[Doc] Fix getelementptr description about arguments
Section "Arguments" of `getelementptr` [1] says the first argument is a
type, the second argument is a pointer or a vector of pointers, and is
the base address to start from. Update `getelementptr` FAQ [2]
accordingly, based on discussion with David on the mailing list [3].
[1] http://llvm.org/docs/LangRef.html#getelementptr-instruction
[2] http://llvm.org/docs/GetElementPtr.html
[3] http://lists.llvm.org/pipermail/llvm-dev/2017-June/114294.html
Patch by Wei-Ren Chen!
Differential Revision: https://reviews.llvm.org/D34325
llvm-svn: 305662
diff --git a/llvm/docs/GetElementPtr.rst b/llvm/docs/GetElementPtr.rst
index d13479d..b593871 100644
--- a/llvm/docs/GetElementPtr.rst
+++ b/llvm/docs/GetElementPtr.rst
@@ -27,7 +27,7 @@
What is the first index of the GEP instruction?
-----------------------------------------------
-Quick answer: The index stepping through the first operand.
+Quick answer: The index stepping through the second operand.
The confusion with the first index usually arises from thinking about the
GetElementPtr instruction as if it was a C index operator. They aren't the
@@ -59,7 +59,7 @@
won't be dereferenced?*
The answer is simply because memory does not have to be accessed to perform the
-computation. The first operand to the GEP instruction must be a value of a
+computation. The second operand to the GEP instruction must be a value of a
pointer type.
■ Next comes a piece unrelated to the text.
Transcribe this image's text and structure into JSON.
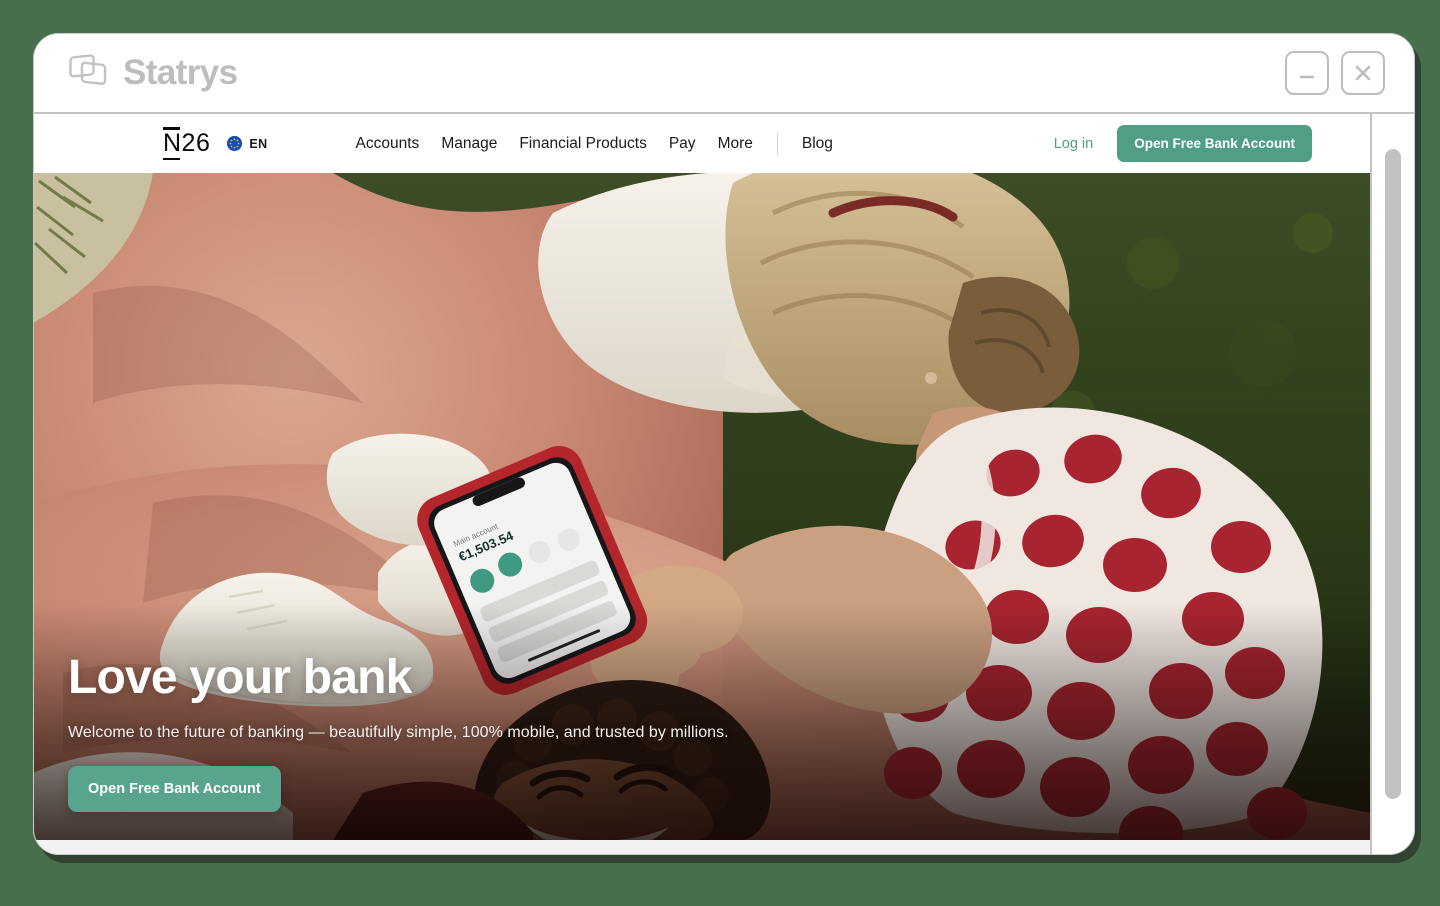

The value of the pointer is provided directly to the GEP
instruction as an operand without any need for accessing memory. It must,
therefore be indexed and requires an index operand. Consider this example:
@@ -80,8 +80,8 @@
In this "C" example, the front end compiler (Clang) will generate three GEP
instructions for the three indices through "P" in the assignment statement. The
-function argument ``P`` will be the first operand of each of these GEP
-instructions. The second operand indexes through that pointer. The third
+function argument ``P`` will be the second operand of each of these GEP
+instructions. The third operand indexes through that pointer. The fourth
operand will be the field offset into the ``struct munger_struct`` type, for
either the ``f1`` or ``f2`` field. So, in LLVM assembly the ``munge`` function
looks like:
@@ -100,8 +100,8 @@
ret void
}
-In each case the first operand is the pointer through which the GEP instruction
-starts. The same is true whether the first operand is an argument, allocated
+In each case the second operand is the pointer through which the GEP instruction
+starts. The same is true whether the second operand is an argument, allocated
memory, or a global variable.
To make this clear, let's consider a more obtuse example:
@@ -159,11 +159,11 @@
i32 }*``. That is, ``%MyStruct`` is a pointer to a structure containing a
pointer to a ``float`` and an ``i32``.
-#. Point #1 is evidenced by noticing the type of the first operand of the GEP
+#. Point #1 is evidenced by noticing the type of the second operand of the GEP
instruction (``%MyStruct``) which is ``{ float*, i32 }*``.
#. The first index, ``i64 0`` is required to step over the global variable
- ``%MyStruct``. Since the first argument to the GEP instruction must always
+ ``%MyStruct``. Since the second argument to the GEP instruction must always
be a value of pointer type, the first index steps through that pointer. A
value of 0 means 0 elements offset from that pointer.
@@ -267,7 +267,7 @@
What effect do address spaces have on GEPs?
-------------------------------------------
-None, except that the address space qualifier on the first operand pointer type
+None, except that the address space qualifier on the second operand pointer type
always matches the address space qualifier on the result type.
How is GEP different from ``ptrtoint``, arithmetic, and ``inttoptr``?
@@ -526,7 +526,7 @@
#. The GEP instruction never accesses memory, it only provides pointer
computations.
-#. The first operand to the GEP instruction is always a pointer and it must be
+#. The second operand to the GEP instruction is always a pointer and it must be
indexed.
#. There are no superfluous indices for the GEP instruction.